The U.S. Postal Service lost over $10 billion dollars last year. They lost $8 billion in 2011. As pretty much nobody under thirty has mailed a letter since their Santa list, this Malthusian math template of exponential loss is hardly surprising. Further, given Washington’s now imbedded inability to legislate prior to reaching the precipice of utter disaster (stay tuned for impending sequestration), the quickly escalating amount of insolvency will require the time-tested taxpayer bailout in the very foreseeable future as there will soon be no money in the coffers to meet the payroll for its 574,000 employees.

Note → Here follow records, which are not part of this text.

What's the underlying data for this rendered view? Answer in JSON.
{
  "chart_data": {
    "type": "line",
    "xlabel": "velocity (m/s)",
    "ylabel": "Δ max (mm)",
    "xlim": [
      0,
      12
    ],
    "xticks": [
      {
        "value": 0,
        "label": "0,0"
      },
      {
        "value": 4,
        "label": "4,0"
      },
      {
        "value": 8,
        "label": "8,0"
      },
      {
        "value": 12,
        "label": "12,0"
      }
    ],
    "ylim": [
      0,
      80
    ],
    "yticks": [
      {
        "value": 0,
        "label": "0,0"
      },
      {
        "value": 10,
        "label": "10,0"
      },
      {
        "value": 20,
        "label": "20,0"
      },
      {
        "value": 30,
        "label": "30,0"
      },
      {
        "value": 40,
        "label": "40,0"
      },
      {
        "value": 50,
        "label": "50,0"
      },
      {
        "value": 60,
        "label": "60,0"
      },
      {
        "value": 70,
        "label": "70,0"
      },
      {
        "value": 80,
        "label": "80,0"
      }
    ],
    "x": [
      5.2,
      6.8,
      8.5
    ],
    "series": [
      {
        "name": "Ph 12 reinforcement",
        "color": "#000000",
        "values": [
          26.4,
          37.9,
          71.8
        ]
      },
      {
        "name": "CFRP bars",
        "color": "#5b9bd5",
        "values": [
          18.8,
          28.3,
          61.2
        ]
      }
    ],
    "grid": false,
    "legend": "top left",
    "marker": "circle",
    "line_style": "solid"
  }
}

The Postal Service was ‘spun off’ from the federal government in 1971 to become an “independent” agency so that it could be run more like a business. All righty then. Unlike any other modern business, it started with a virtual monopoly and started its new entrepreneurial life with billions of dollars worth of land, buildings, equipment, vehicles, and a trained workforce of 700,000. The service was “required” to then cover its own expenses, but there was a teeny exception: taxpayers would essentially guarantee certain Postal Service-paid obligations-like pensions, retiree benefits, and salaries. Not quite the same package, so to speak, is available at Federal Express. Needless to say, those pensions, benefits, and salaries have become far more generous than is the case in the private sector and overall compensation as a percentage of revenue has climbed steadily as the mail volume has gone off a cliff.
Admittedly, the Postal Service has had to operate under certain constraints such as.. wait for it… congressional oversight. Apparently, both Republicans and Democrats receive mail and have constituents in rural areas. As such, while there is much bloviating about insolvency and waste, there has actually been a tradition of bipartisan inertia when it comes to reforming the U.S. Postal Service. In fact, this is one area where both parties have worked well with each other to do absolutely nothing.
Over the many years, The Postal Service has performed a credible, affordable service for much of the time since its founding in the 1860’s. But, like The Pony Express before it, the agency has been unable to restructure its business model to adapt to changing conditions. The decline in first class mail is driven by an ever-increasing transformation to a paperless economy. The death knell has tolled for many a newspaper in this country. Even Pravda has an electronic edition. The problems of the USPS are not insurmountable, but one wonders if a credible, self-sustaining business model involving any agency of the federal government is possible. In the meantime, the postage is due and, once again, it is the U.S. taxpayer who has to come up with the coin.